Jacques François Édouard Hervieux (4 September 1818 – 31 March 1905) was a French pediatrician and gynecologist born in Louviers.

In 1838 he received his licence ès lettres in Rouen, afterwards obtaining a degree in science in Paris (1841), where he later studied medicine. From 1844 to 1848 he worked as a hospital interne in Paris, followed by many years as a hospital physician. In 1892 he became an officer of the Légion d'Honneur, and in 1896 was appointed president of the Académie Nationale de Médecine. He is buried at Cimetière de Montmartre.

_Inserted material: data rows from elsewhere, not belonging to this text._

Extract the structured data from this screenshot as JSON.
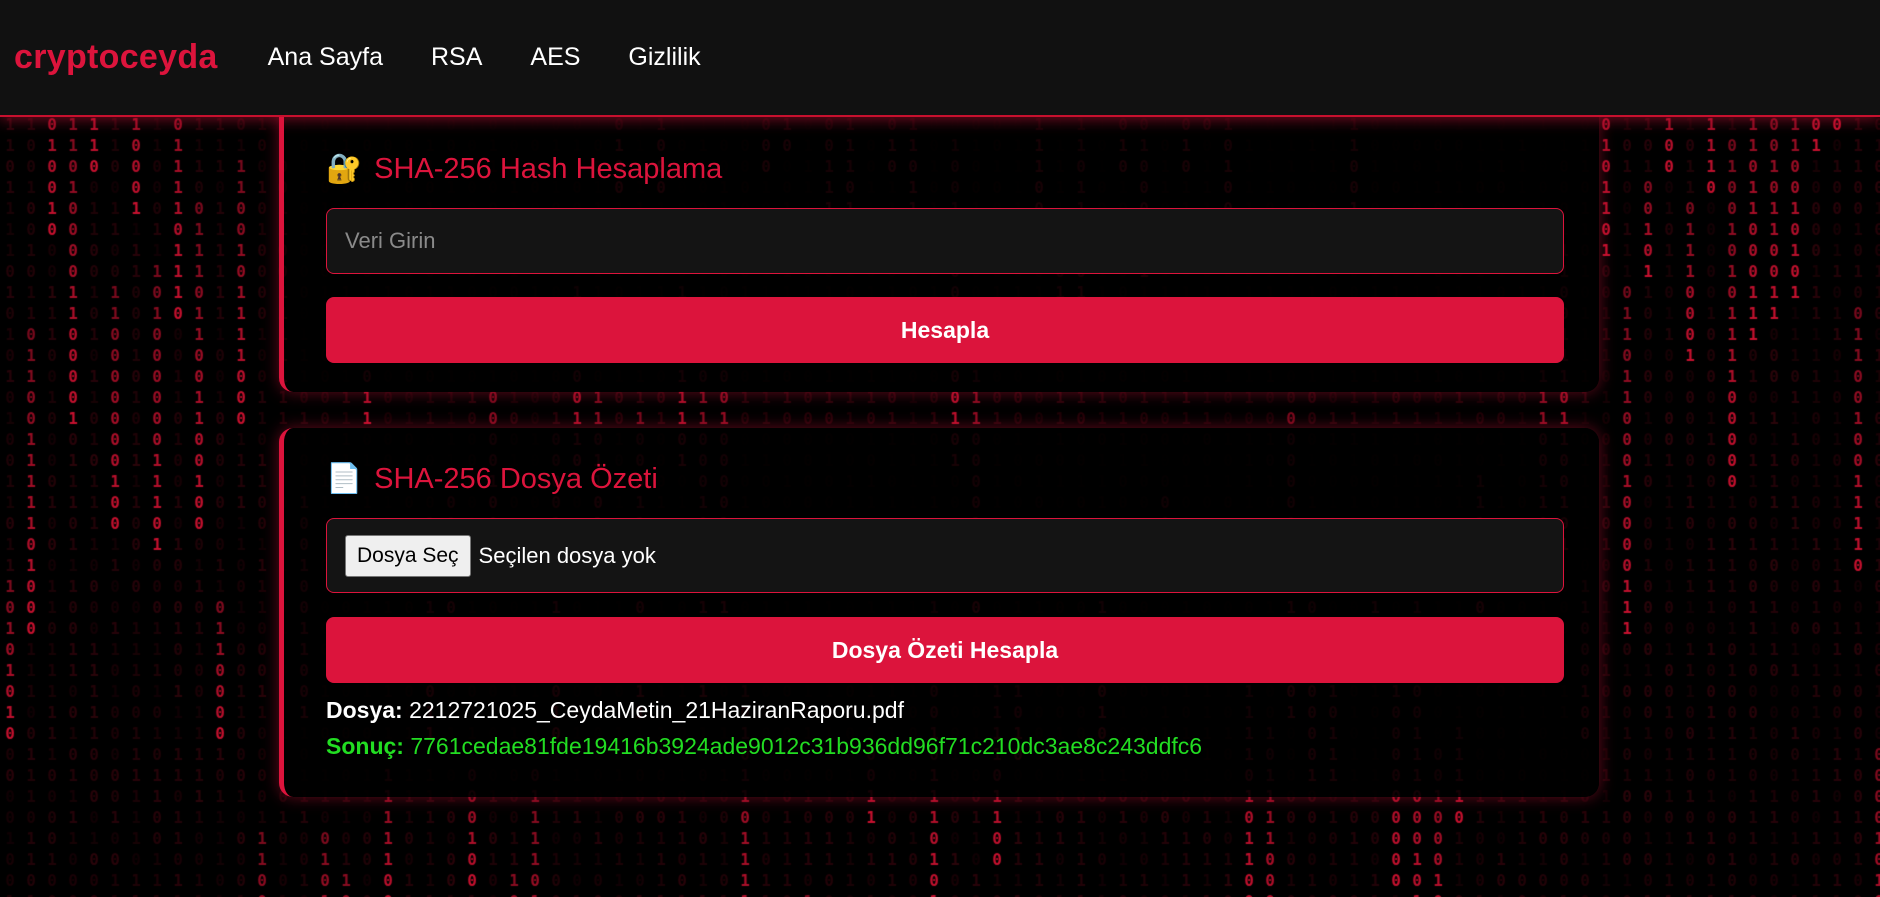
{
  "brand": "cryptoceyda",
  "nav": {
    "home": "Ana Sayfa",
    "rsa": "RSA",
    "aes": "AES",
    "privacy": "Gizlilik"
  },
  "hash_card": {
    "icon": "lock-with-key-icon",
    "title": "SHA-256 Hash Hesaplama",
    "input_placeholder": "Veri Girin",
    "input_value": "",
    "button_label": "Hesapla"
  },
  "file_card": {
    "icon": "document-icon",
    "title": "SHA-256 Dosya Özeti",
    "choose_file_label": "Dosya Seç",
    "no_file_text": "Seçilen dosya yok",
    "button_label": "Dosya Özeti Hesapla",
    "file_label": "Dosya:",
    "file_name": "2212721025_CeydaMetin_21HaziranRaporu.pdf",
    "result_label": "Sonuç:",
    "result_hash": "7761cedae81fde19416b3924ade9012c31b936dd96f71c210dc3ae8c243ddfc6"
  },
  "colors": {
    "accent": "#dc143c",
    "navbar_bg": "#111111",
    "result_green": "#22dd22",
    "matrix_digit": "#b0102a",
    "page_bg": "#000000"
  }
}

Hervieux is remembered for his systematic research of neonatal jaundice. In 1847 he published a major work on the disease called De l'ictère de nouveau-nés.

== Written works ==
- De l'ictère de nouveau-nés, ("Of jaundice in newborns") Université de Paris, 1847.
- De l'emploi de la digitaline, de ses effets physiologiques, etc., ("The use of digitalis, its physiological effects, etc.") Université de Paris, 1848.
- De la diphtérie, ("Of diphtheria") Université de Paris, 1860.
- Étiologie et prophylaxie des épidémies puerpérales, ("Etiology and prophylaxis of puerperal epidemics") Université de Paris, 1865.
- Ictère puerpéral, ("Puerperal jaundice") Université de Paris, 1867.
- Traité clinique et pratique des maladies puerpérales suites de couches, Université de Paris, 1870.